Великие люди говорили, да и невеликие подтверждали, что выше любви ничего в жизни нет. Об этом романы, все песни об этом… А творческий труд ниже? Радость от мышления хуже? А дружба? Неужели, допустим, его любовь к Ирке стала бы выше дружбы с капитаном?

И еще: Леденцов не мог смотреть на влюбленных. Ему казалось, что от них веет жутким эгоизмом и позерством. Глядят друг на друга, как пара идиотов; еще и прижмутся, улыбаются, тают, будто они на всем свете одни. А разве может быть высшим проявлением духа то, что заслоняет мир?

Леденцов весь день тенью колыхался по квартире; между прочим, в маминых тапочках, потому что своих теперь не было. И чем больше ходил, тем дальше отступали мысли о любви, тем ближе накатывалась другая забота: как он скажет маме о женитьбе?

Но говорить пришлось о тапочках. Она пришла с работы, переоделась и спросила, почувствовав их нагретую теплоту:

— Почему свои не надел?

— Я их потерял.

— Глянь под тахту…

— Мама, я их потерял на улице.

— На лестнице, что ли?

— Нет, на проспекте Мира.

— Боря, я ушла на работу, полагая, что с тем парнем ты стоишь за углом. А ты ходил по городу в тапках? — удивилась она.

— По забывчивости, — буркнул он, решив, что из мамы вышел бы неплохой следователь.

— И в чем же ты вернулся с проспекта Мира?

— В автобусе, мама.

— Босиком?

— А зачем обувь в транспорте?

— Боря, что-то случилось?

— Да, мама: я потерял тапки.

Из матерей бы вышли отличные следователи, будь подозреваемыми только их дети. Он замкнул логику ее допроса. А ведь ему следовало бы ответить правду: «Случилось, мама: я женюсь». Тогда бы она спросила крайне удивленно: «Боря, разве когда женятся, то теряют тапки?» Нет, она бы ничего не спросила — она бы замолчала. Или заплакала бы.
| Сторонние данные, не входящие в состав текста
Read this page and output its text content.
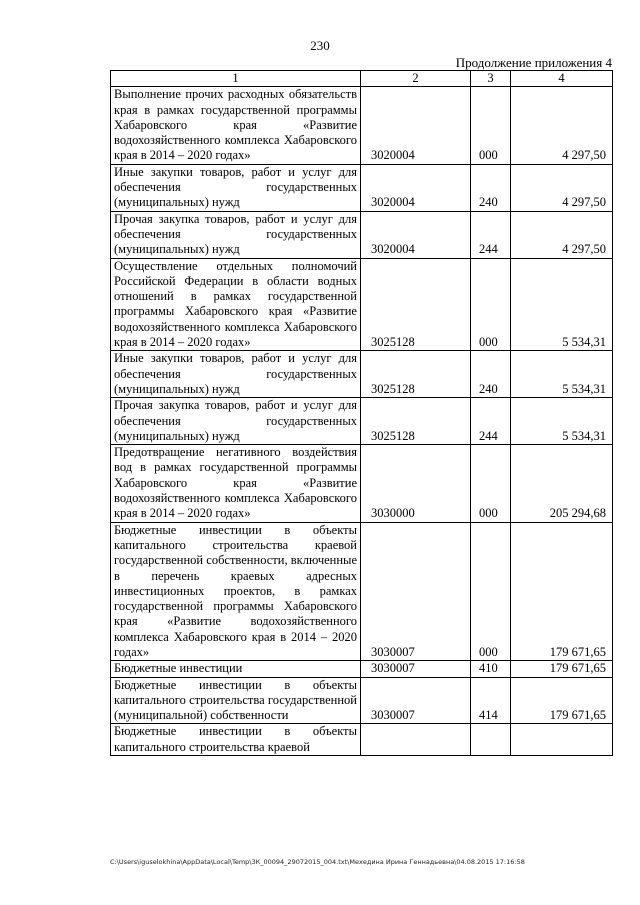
230
Продолжение приложения 4
1	2	3	4
Выполнение прочих расходных обязательств края в рамках государственной программы Хабаровского края «Развитие водохозяйственного комплекса Хабаровского края в 2014 – 2020 годах»	3020004	000	4 297,50
Иные закупки товаров, работ и услуг для обеспечения государственных (муниципальных) нужд	3020004	240	4 297,50
Прочая закупка товаров, работ и услуг для обеспечения государственных (муниципальных) нужд	3020004	244	4 297,50
Осуществление отдельных полномочий Российской Федерации в области водных отношений в рамках государственной программы Хабаровского края «Развитие водохозяйственного комплекса Хабаровского края в 2014 – 2020 годах»	3025128	000	5 534,31
Иные закупки товаров, работ и услуг для обеспечения государственных (муниципальных) нужд	3025128	240	5 534,31
Прочая закупка товаров, работ и услуг для обеспечения государственных (муниципальных) нужд	3025128	244	5 534,31
Предотвращение негативного воздействия вод в рамках государственной программы Хабаровского края «Развитие водохозяйственного комплекса Хабаровского края в 2014 – 2020 годах»	3030000	000	205 294,68
Бюджетные инвестиции в объекты капитального строительства краевой государственной собственности, включенные в перечень краевых адресных инвестиционных проектов, в рамках государственной программы Хабаровского края «Развитие водохозяйственного комплекса Хабаровского края в 2014 – 2020 годах»	3030007	000	179 671,65
Бюджетные инвестиции	3030007	410	179 671,65
Бюджетные инвестиции в объекты капитального строительства государственной (муниципальной) собственности	3030007	414	179 671,65
Бюджетные инвестиции в объекты капитального строительства краевой			
C:\Users\iguselokhina\AppData\Local\Temp\ЗК_00094_29072015_004.txt\Мехедина Ирина Геннадьевна\04.08.2015 17:16:58
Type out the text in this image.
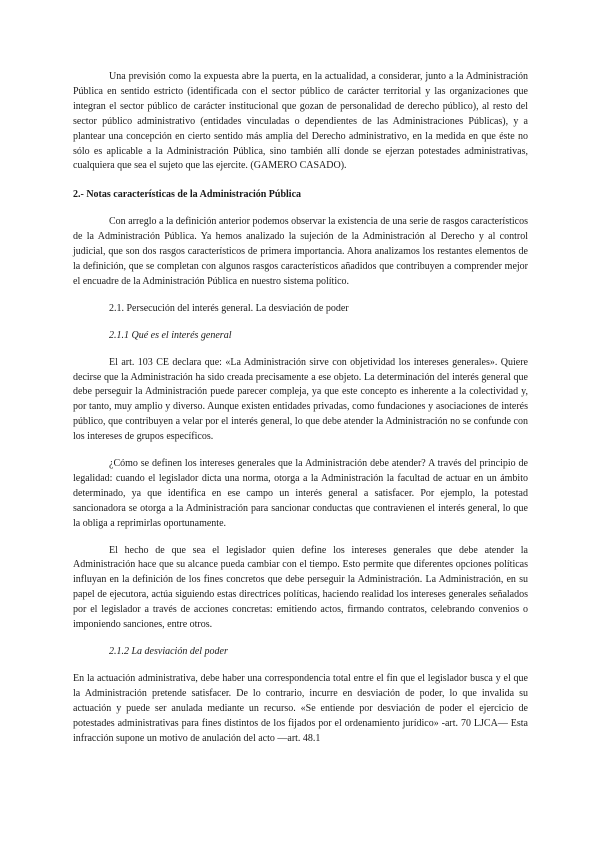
Una previsión como la expuesta abre la puerta, en la actualidad, a considerar, junto a la Administración Pública en sentido estricto (identificada con el sector público de carácter territorial y las organizaciones que integran el sector público de carácter institucional que gozan de personalidad de derecho público), al resto del sector público administrativo (entidades vinculadas o dependientes de las Administraciones Públicas), y a plantear una concepción en cierto sentido más amplia del Derecho administrativo, en la medida en que éste no sólo es aplicable a la Administración Pública, sino también allí donde se ejerzan potestades administrativas, cualquiera que sea el sujeto que las ejercite. (GAMERO CASADO).

2.- Notas características de la Administración Pública

Con arreglo a la definición anterior podemos observar la existencia de una serie de rasgos característicos de la Administración Pública. Ya hemos analizado la sujeción de la Administración al Derecho y al control judicial, que son dos rasgos característicos de primera importancia. Ahora analizamos los restantes elementos de la definición, que se completan con algunos rasgos característicos añadidos que contribuyen a comprender mejor el encuadre de la Administración Pública en nuestro sistema político.

2.1. Persecución del interés general. La desviación de poder

2.1.1 Qué es el interés general

El art. 103 CE declara que: «La Administración sirve con objetividad los intereses generales». Quiere decirse que la Administración ha sido creada precisamente a ese objeto. La determinación del interés general que debe perseguir la Administración puede parecer compleja, ya que este concepto es inherente a la colectividad y, por tanto, muy amplio y diverso. Aunque existen entidades privadas, como fundaciones y asociaciones de interés público, que contribuyen a velar por el interés general, lo que debe atender la Administración no se confunde con los intereses de grupos específicos.

¿Cómo se definen los intereses generales que la Administración debe atender? A través del principio de legalidad: cuando el legislador dicta una norma, otorga a la Administración la facultad de actuar en un ámbito determinado, ya que identifica en ese campo un interés general a satisfacer. Por ejemplo, la potestad sancionadora se otorga a la Administración para sancionar conductas que contravienen el interés general, lo que la obliga a reprimirlas oportunamente.

El hecho de que sea el legislador quien define los intereses generales que debe atender la Administración hace que su alcance pueda cambiar con el tiempo. Esto permite que diferentes opciones políticas influyan en la definición de los fines concretos que debe perseguir la Administración. La Administración, en su papel de ejecutora, actúa siguiendo estas directrices políticas, haciendo realidad los intereses generales señalados por el legislador a través de acciones concretas: emitiendo actos, firmando contratos, celebrando convenios o imponiendo sanciones, entre otros.

2.1.2 La desviación del poder

En la actuación administrativa, debe haber una correspondencia total entre el fin que el legislador busca y el que la Administración pretende satisfacer. De lo contrario, incurre en desviación de poder, lo que invalida su actuación y puede ser anulada mediante un recurso. «Se entiende por desviación de poder el ejercicio de potestades administrativas para fines distintos de los fijados por el ordenamiento jurídico» -art. 70 LJCA— Esta infracción supone un motivo de anulación del acto —art. 48.1
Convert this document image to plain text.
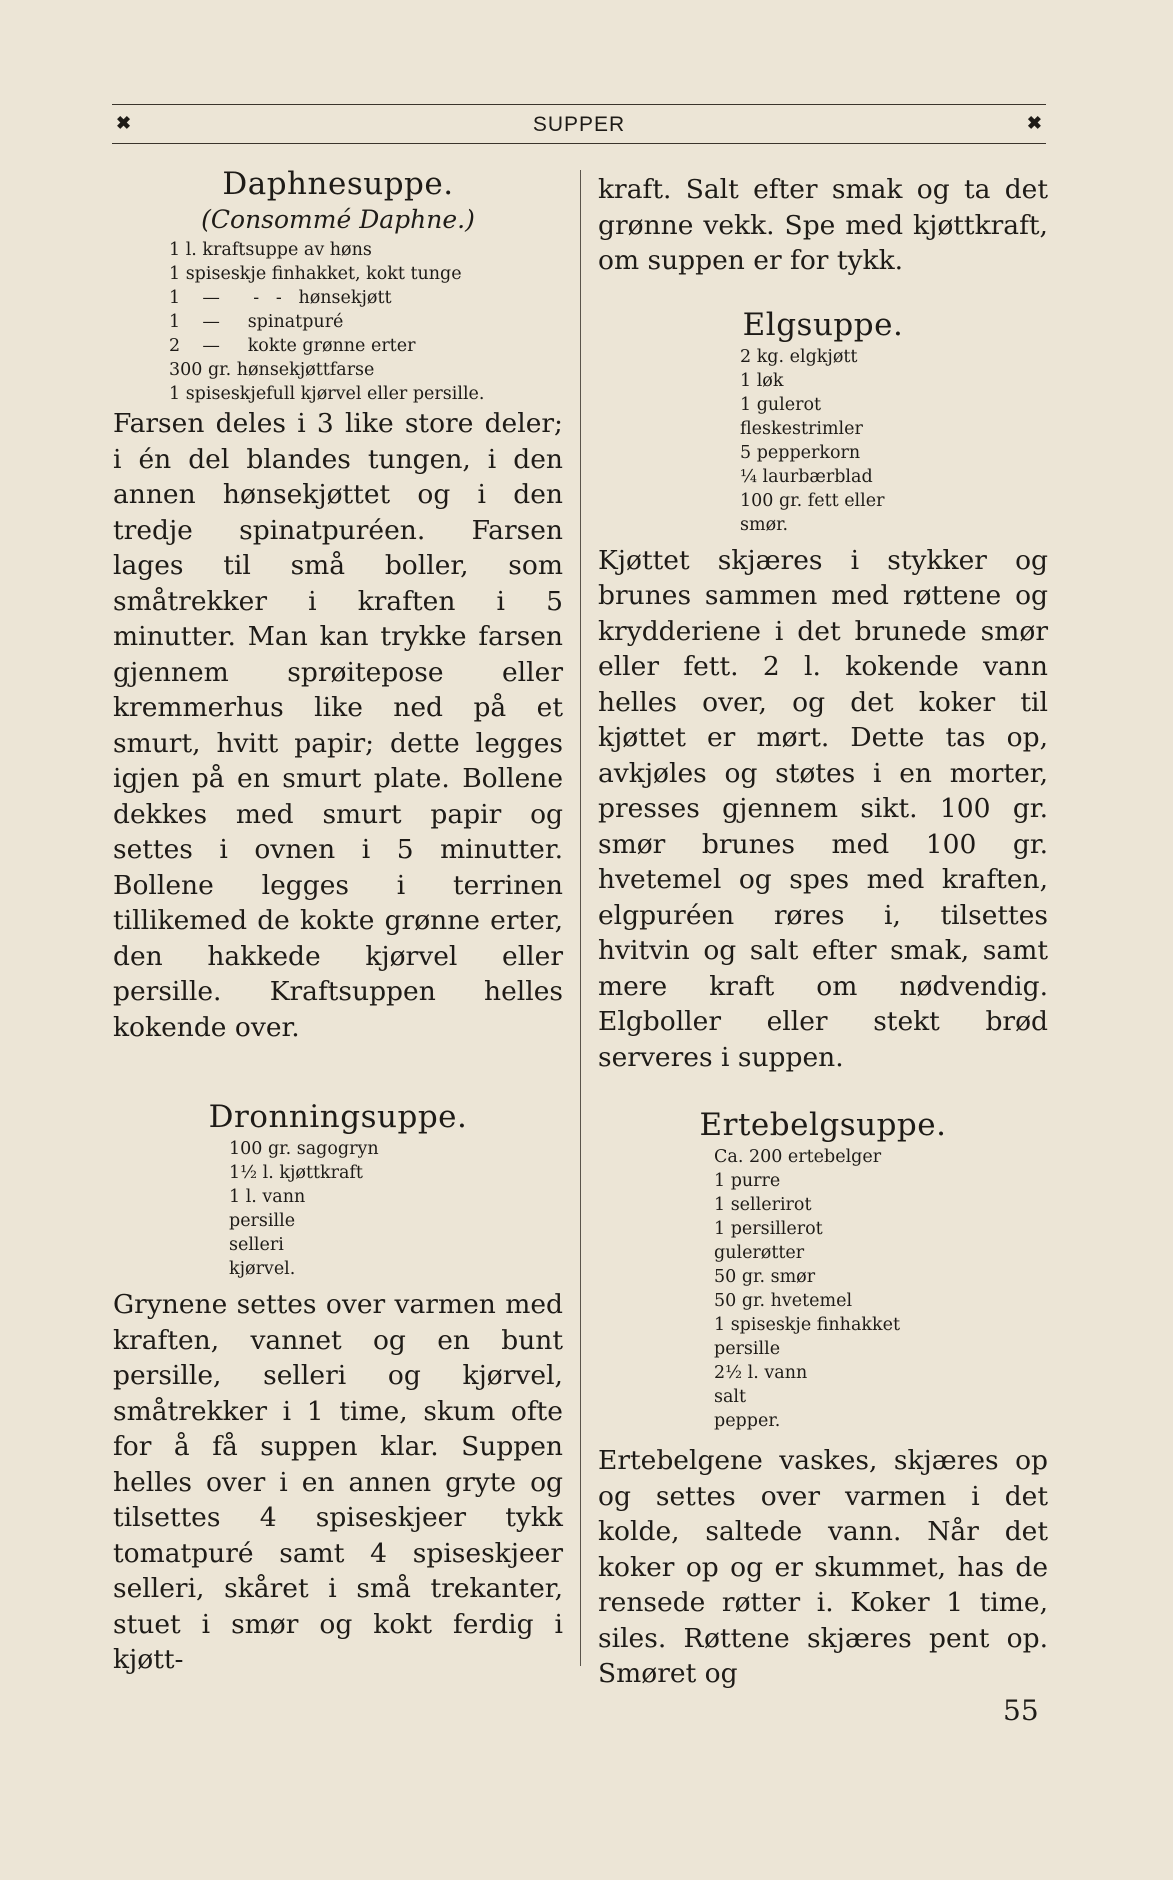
✖	SUPPER	✖
Daphnesuppe.
(Consommé Daphne.)
1 l. kraftsuppe av høns
1 spiseskje finhakket, kokt tunge
1    —      -   -   hønsekjøtt
1    —     spinatpuré
2    —     kokte grønne erter
300 gr. hønsekjøttfarse
1 spiseskjefull kjørvel eller persille.

Farsen deles i 3 like store deler; i én del blandes tungen, i den annen hønsekjøttet og i den tredje spinatpuréen. Farsen lages til små boller, som småtrekker i kraften i 5 minutter. Man kan trykke farsen gjennem sprøitepose eller kremmerhus like ned på et smurt, hvitt papir; dette legges igjen på en smurt plate. Bollene dekkes med smurt papir og settes i ovnen i 5 minutter. Bollene legges i terrinen tillikemed de kokte grønne erter, den hakkede kjørvel eller persille. Kraftsuppen helles kokende over.

Dronningsuppe.
100 gr. sagogryn
1½ l. kjøttkraft
1 l. vann
persille
selleri
kjørvel.

Grynene settes over varmen med kraften, vannet og en bunt persille, selleri og kjørvel, småtrekker i 1 time, skum ofte for å få suppen klar. Suppen helles over i en annen gryte og tilsettes 4 spiseskjeer tykk tomatpuré samt 4 spiseskjeer selleri, skåret i små trekanter, stuet i smør og kokt ferdig i kjøtt-

kraft. Salt efter smak og ta det grønne vekk. Spe med kjøttkraft, om suppen er for tykk.

Elgsuppe.
2 kg. elgkjøtt
1 løk
1 gulerot
fleskestrimler
5 pepperkorn
¼ laurbærblad
100 gr. fett eller
smør.

Kjøttet skjæres i stykker og brunes sammen med røttene og krydderiene i det brunede smør eller fett. 2 l. kokende vann helles over, og det koker til kjøttet er mørt. Dette tas op, avkjøles og støtes i en morter, presses gjennem sikt. 100 gr. smør brunes med 100 gr. hvetemel og spes med kraften, elgpuréen røres i, tilsettes hvitvin og salt efter smak, samt mere kraft om nødvendig. Elgboller eller stekt brød serveres i suppen.

Ertebelgsuppe.
Ca. 200 ertebelger
1 purre
1 sellerirot
1 persillerot
gulerøtter
50 gr. smør
50 gr. hvetemel
1 spiseskje finhakket
persille
2½ l. vann
salt
pepper.

Ertebelgene vaskes, skjæres op og settes over varmen i det kolde, saltede vann. Når det koker op og er skummet, has de rensede røtter i. Koker 1 time, siles. Røttene skjæres pent op. Smøret og

55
Ужинали они в непривычной тишине. Мама казалась обычной: спина прямая, щеки бледные до голубизны, волосы уложены царственно… Но редкие и скорые взгляды выдавали ее тревогу. И Леденцов успокаивал себя: из-за тапочек, из-за них. Ее материнский инстинкт поражал; иногда даже казалось, что о неприятностях сына она узнает раньше его самого. А чувствует ли он материнские печали? Ведь они есть, как и у всех: опыт не идет, научную статью рубят, тему тормозят, недруг подкапывается, у сына работа беспокойная… У нее материнский инстинкт, а у него что? Вроде бы сыновьего инстинкта нет; он про такой не слышал, как и не слышал выражения «детский инстинкт» или «дочерний инстинкт». Его и не могло быть, потому что природа заботилась лишь о продлении рода и потомства; старые люди ее не интересовали, они природе уже не нужны. Не поэтому ли всеми осуждались родители, бросившие детей, но понимались выросшие дети, оставившие родителей? Сколько их, одиноких стариков-старух, по городам и весям? Природа не придумала инстинкта — ну и бес с ним; зато она вложила разум, а это надежнее. И Леденцов посмотрел на мать долго и любовно. Она воспользовалась этим.

— Боря, а все-таки что случилось?

На краешке стола желтело блюдо с пузатой антоновкой того самого дедули, который говорил о боли и душе.

— Мама, душа болит, — признался он, потому что она и правда болела.

— Бывает, — согласилась Людмила Николаевна.

— Биолог, доктор наук, а веришь в душу, — сказал Леденцов, все-таки оставляя за собой право на сомнение.

— В душу я верю материалистическую, как социальный опыт человечества.

— Капитан Петельников говорит, что весь опыт хранится в интеллекте.

— Весь опыт интеллектом не измерить.